Sunday, December 10, 2006

Pirates (1/2)

Piracy exists since the first mariners sailed the seas, as it was a way to look for economic benefits for the people living at the coasts, generally poor. At the beginning it was not a condemned activity, if it was not done to fellow citizens. It was actually licit, and even praised, when the victim was a foreign. Homer wrote in his works about the adventures of Achilles and Menelaus, who did not hesitate to do lucrative pillages in enemy territoty, and Ulysses, who established his hide-out in the island of Itaca.

The Ancient Mediterranean

After the disappearing of the Minoian civilization, there is not a clear ruler of the Mediterranean anymore. Since the city-states start to arise, this sea becomes a busy trade route, and unsafe at the same time. Etrurian and Thracian pirates attack periodically the Greek and southern Italian coasts. Phoenicians associate the concepts of piracy and trade, and feed their slave trade this way. The island of Crete becomes the greatest pirate nest in the Mediterranean. It was not until the VI century BC that Athens carried out the first campaign against the pirates in order to have peace for its trade routes. At that time, the fact of being a pirate starts to be disapproved, as this activity looks for an individual benefit instead that for the community.
Rome had serious problems with Cilician pirates, who assaulted Sicily and reached as far as Ostia. It even seems that Julius Caesar himself was kidnapped by the pirates when he was young (although immediately afterwards he looked for help, reached them and made them crucify). In the I century BC, Pompeius conquers Cilicy, and offers the pirates a smart choice: to join the Roman navy, or to be enslaved.

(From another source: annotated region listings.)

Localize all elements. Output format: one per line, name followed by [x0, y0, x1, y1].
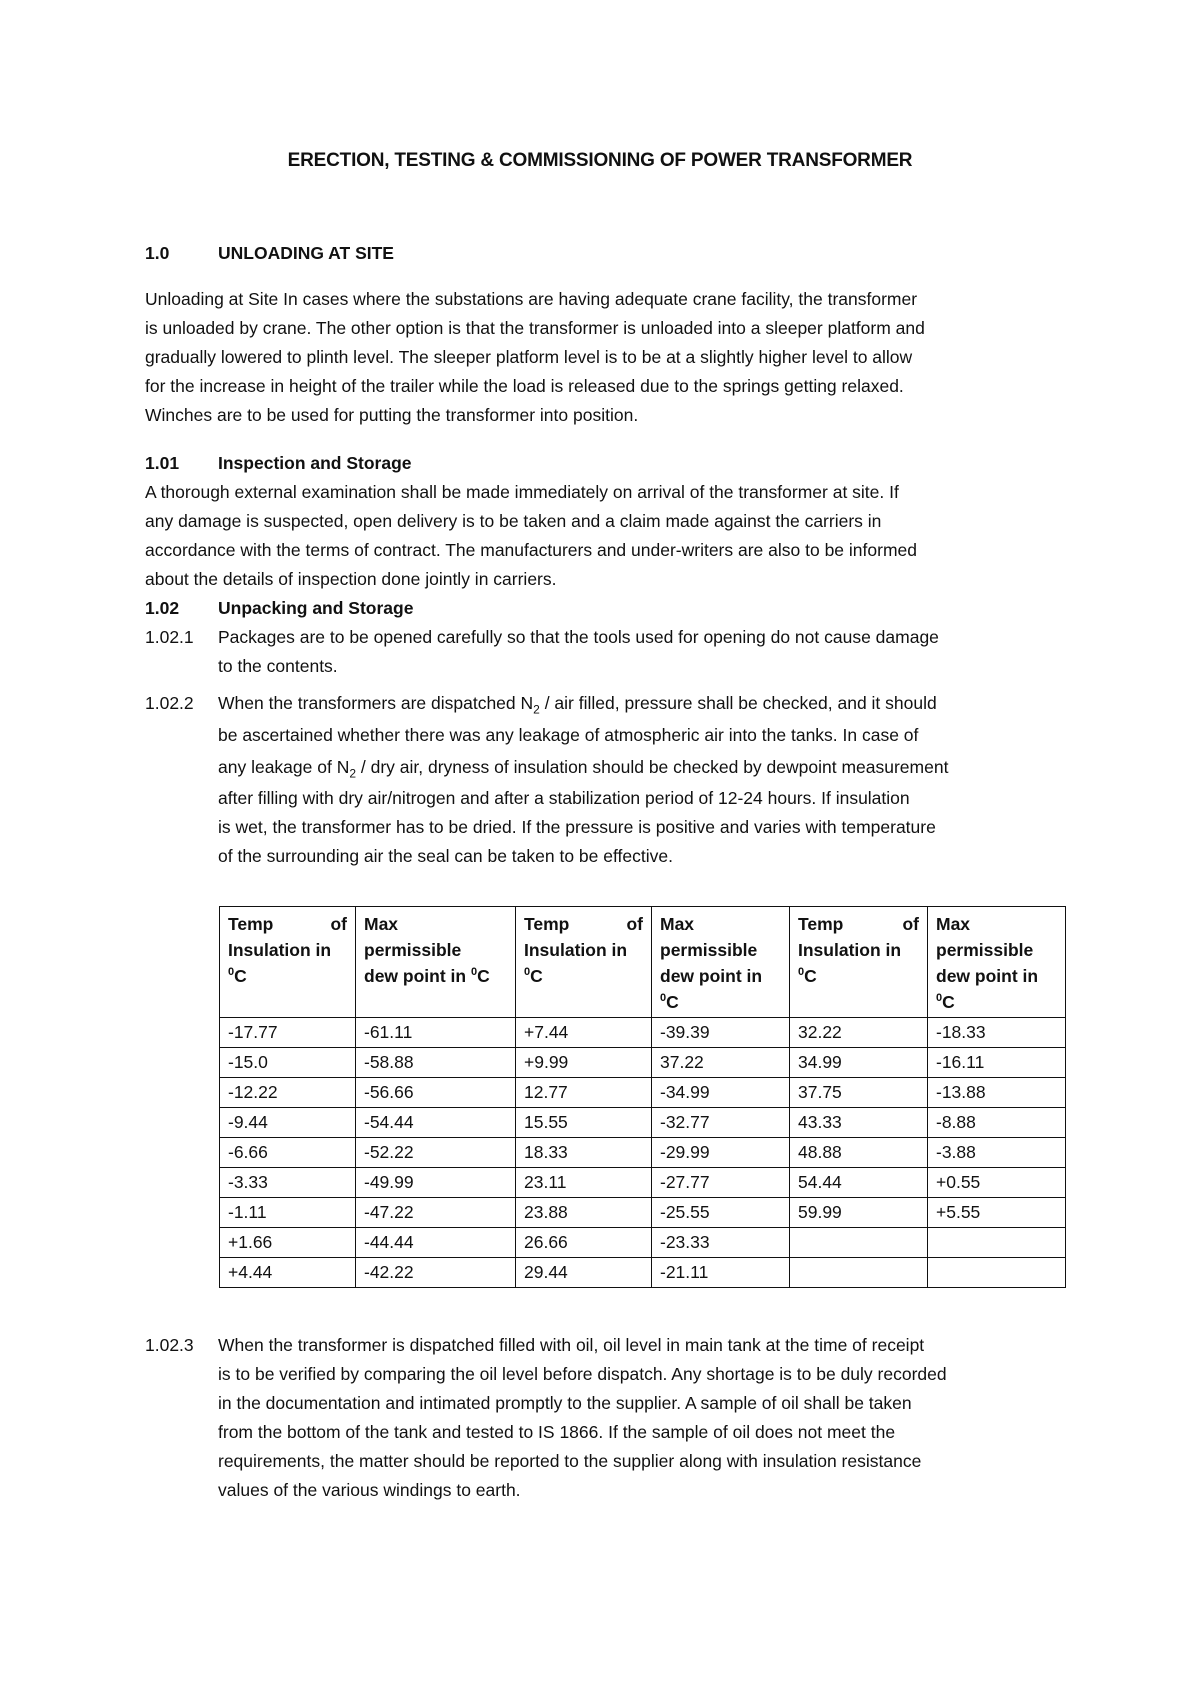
- clause-line: after filling with dry air/nitrogen and after a stabilization period of 12-24 hours. If insulation: [218, 788, 910, 808]
- header-temp-insulation: Temp of Insulation in $^0$C: [790, 907, 928, 1018]
- table-cell: 37.22: [652, 1048, 790, 1078]
- table-cell: -18.33: [928, 1018, 1066, 1048]
- clause-line: is wet, the transformer has to be dried. If the pressure is positive and varies with temperature: [218, 817, 936, 837]
- paragraph-line: Unloading at Site In cases where the substations are having adequate crane facility, the transformer: [145, 289, 918, 309]
- table-row: [220, 1198, 1066, 1228]
- table-cell: 43.33: [790, 1108, 928, 1138]
- table-cell: 54.44: [790, 1168, 928, 1198]
- clause-text: [218, 1331, 1063, 1505]
- table-cell: [928, 1258, 1066, 1288]
- clause-line: When the transformers are dispatched $N_2$ / air filled, pressure shall be checked, and it should: [218, 693, 937, 717]
- table-cell: +5.55: [928, 1198, 1066, 1228]
- paragraph-line: gradually lowered to plinth level. The sleeper platform level is to be at a slightly higher level to allow: [145, 347, 913, 367]
- table-cell: 12.77: [516, 1078, 652, 1108]
- table-cell: -52.22: [356, 1138, 516, 1168]
- table-cell: -47.22: [356, 1198, 516, 1228]
- table-cell: -1.11: [220, 1198, 356, 1228]
- header-temp-insulation: Temp of Insulation in $^0$C: [516, 907, 652, 1018]
- table-row: [220, 1168, 1066, 1198]
- table-cell: 18.33: [516, 1138, 652, 1168]
- table-row: [220, 1048, 1066, 1078]
- table-cell: -3.33: [220, 1168, 356, 1198]
- clause-text: [218, 623, 1063, 681]
- table-cell: +0.55: [928, 1168, 1066, 1198]
- table-cell: +1.66: [220, 1228, 356, 1258]
- table-cell: -13.88: [928, 1078, 1066, 1108]
- header-max-dew-point: Max permissible dew point in $^0$C: [928, 907, 1066, 1018]
- paragraph-line: any damage is suspected, open delivery is to be taken and a claim made against the carriers in: [145, 511, 882, 531]
- header-max-dew-point: Max permissible dew point in $^0$C: [652, 907, 790, 1018]
- table-cell: -15.0: [220, 1048, 356, 1078]
- table-cell: -6.66: [220, 1138, 356, 1168]
- header-max-dew-point: Max permissible dew point in $^0$C: [356, 907, 516, 1018]
- document-title: ERECTION, TESTING & COMMISSIONING OF POWER TRANSFORMER: [287, 150, 913, 171]
- table-cell: -16.11: [928, 1048, 1066, 1078]
- table-cell: 48.88: [790, 1138, 928, 1168]
- table-row: [220, 1018, 1066, 1048]
- paragraph-inspection: [145, 478, 1063, 594]
- table-cell: -44.44: [356, 1228, 516, 1258]
- clause-number: 1.02.2: [145, 693, 194, 713]
- clause-line: of the surrounding air the seal can be taken to be effective.: [218, 846, 673, 866]
- section-number: 1.0: [145, 243, 170, 263]
- table-cell: -23.33: [652, 1228, 790, 1258]
- clause-line: Packages are to be opened carefully so that the tools used for opening do not cause damage: [218, 627, 939, 647]
- clause-line: be ascertained whether there was any leakage of atmospheric air into the tanks. In case of: [218, 725, 919, 745]
- table-cell: -39.39: [652, 1018, 790, 1048]
- table-cell: -29.99: [652, 1138, 790, 1168]
- table-row: [220, 1258, 1066, 1288]
- table-cell: 34.99: [790, 1048, 928, 1078]
- table-cell: 23.88: [516, 1198, 652, 1228]
- section-number: 1.01: [145, 453, 180, 473]
- table-cell: 59.99: [790, 1198, 928, 1228]
- table-cell: -49.99: [356, 1168, 516, 1198]
- table-cell: -58.88: [356, 1048, 516, 1078]
- table-cell: [790, 1228, 928, 1258]
- table-row: [220, 1108, 1066, 1138]
- table-cell: -61.11: [356, 1018, 516, 1048]
- clause-line: requirements, the matter should be reported to the supplier along with insulation resistance: [218, 1451, 922, 1471]
- table-cell: -54.44: [356, 1108, 516, 1138]
- table-cell: 15.55: [516, 1108, 652, 1138]
- table-row: [220, 1138, 1066, 1168]
- section-title: UNLOADING AT SITE: [218, 243, 394, 263]
- table-cell: -32.77: [652, 1108, 790, 1138]
- table-header-row: [220, 907, 1066, 1018]
- section-title: Unpacking and Storage: [218, 598, 414, 618]
- table-cell: -3.88: [928, 1138, 1066, 1168]
- clause-line: in the documentation and intimated promptly to the supplier. A sample of oil shall be taken: [218, 1393, 912, 1413]
- section-number: 1.02: [145, 598, 180, 618]
- table-cell: 23.11: [516, 1168, 652, 1198]
- table-cell: 32.22: [790, 1018, 928, 1048]
- table-cell: -34.99: [652, 1078, 790, 1108]
- table-cell: -9.44: [220, 1108, 356, 1138]
- clause-line: from the bottom of the tank and tested to IS 1866. If the sample of oil does not meet the: [218, 1422, 896, 1442]
- paragraph-line: accordance with the terms of contract. The manufacturers and under-writers are also to be informed: [145, 540, 917, 560]
- paragraph-line: about the details of inspection done jointly in carriers.: [145, 569, 557, 589]
- paragraph-line: A thorough external examination shall be made immediately on arrival of the transformer at site. If: [145, 482, 899, 502]
- table-cell: -42.22: [356, 1258, 516, 1288]
- table-cell: 26.66: [516, 1228, 652, 1258]
- clause-line: to the contents.: [218, 656, 338, 676]
- paragraph-line: Winches are to be used for putting the transformer into position.: [145, 405, 639, 425]
- table-cell: [928, 1228, 1066, 1258]
- table-cell: -21.11: [652, 1258, 790, 1288]
- table-cell: -17.77: [220, 1018, 356, 1048]
- paragraph-line: is unloaded by crane. The other option is that the transformer is unloaded into a sleeper platform and: [145, 318, 925, 338]
- table-cell: -27.77: [652, 1168, 790, 1198]
- table-cell: +9.99: [516, 1048, 652, 1078]
- clause-line: any leakage of $N_2$ / dry air, dryness of insulation should be checked by dewpoint measurement: [218, 757, 949, 781]
- table-cell: -56.66: [356, 1078, 516, 1108]
- clause-text: [218, 689, 1063, 871]
- header-temp-insulation: Temp of Insulation in $^0$C: [220, 907, 356, 1018]
- table-cell: -25.55: [652, 1198, 790, 1228]
- clause-number: 1.02.3: [145, 1335, 194, 1355]
- table-cell: -8.88: [928, 1108, 1066, 1138]
- paragraph-unloading: [145, 285, 1063, 430]
- table-row: [220, 1078, 1066, 1108]
- table-cell: 37.75: [790, 1078, 928, 1108]
- paragraph-line: for the increase in height of the trailer while the load is released due to the springs getting relaxed.: [145, 376, 904, 396]
- clause-line: is to be verified by comparing the oil level before dispatch. Any shortage is to be duly recorded: [218, 1364, 947, 1384]
- clause-line: When the transformer is dispatched filled with oil, oil level in main tank at the time of receipt: [218, 1335, 925, 1355]
- section-title: Inspection and Storage: [218, 453, 412, 473]
- table-cell: +4.44: [220, 1258, 356, 1288]
- table-cell: +7.44: [516, 1018, 652, 1048]
- table-cell: -12.22: [220, 1078, 356, 1108]
- dew-point-table: [219, 906, 1066, 1288]
- clause-line: values of the various windings to earth.: [218, 1480, 521, 1500]
- table-cell: [790, 1258, 928, 1288]
- clause-number: 1.02.1: [145, 627, 194, 647]
- table-row: [220, 1228, 1066, 1258]
- table-cell: 29.44: [516, 1258, 652, 1288]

During centuries, the "Mare Nostrum" was a safe place for Romand transport and trade, not being so though in the Atlantic coasts.
Medieval piracy

After Rome, Byzantium became the greatest Mediterranean power, but as it did not control the whole of the coasts, it had to face continuous attacks from Narentine, Cilician and North African pirates. In 1204 Constantinople is taken by the crusaders, who start making piracy activities in the Eastern coastlines and establish a lucrative trade of Arab and Turkish slaves. Genovese and Venetian trade routes were also watched and assaulted by Catalonians, Sicilians and Maltese. At this time appears the expression "far il corso", literally make his own way, used by mariners that join pirate vessels to leave their poverty situation. From there came the latin word "corsario", for "privateer".
In the North Sea, the seasons of Spring and Autumn, with its dense fogs, were an ideal place for piracy. First Vikings in the coastlines, and then Bretons, Irish and Bordolese in the trade routes of English, Dutch and Baltic ships. In the XIV century the Hansa appears, as a trade association between septentrional cities, with the aim of offering mutual protection. However the agreements were rarely accomplished, and while every lord had pirates at his service for acting against other cities.

Golden Age and decadence

From the XVI century, the piracy becomes a politic matter. Great States start to influence in it, by financing pirate vessels or signing anti-piracy agreements with other States. As a consequence of this influence, the new privateers have more modern and sofisticated ships, giving place to a true Golden Age of piracy. Most important were port cities of Argelia (Bejaia, Oran, Algiers), that were protected and financed by Muslim kingdoms, specially the Ottoman and the nasri of Granada, by using these privateers to weaken the influence of Christian kingdoms. It is the time of the Barbarossa brothers (Baba Aruj and Khaid ar Din) who, associeted to the Ottoman Empire, caused great losses to the Spanish fleet.
From the XVII century, the troubles caused by privateers to their own protectors make these retire progressively their support. At the XVIII century the fleets of England, France and the United Provinces were powerful enough to control the decadent pirate activity, that disappeared one century later.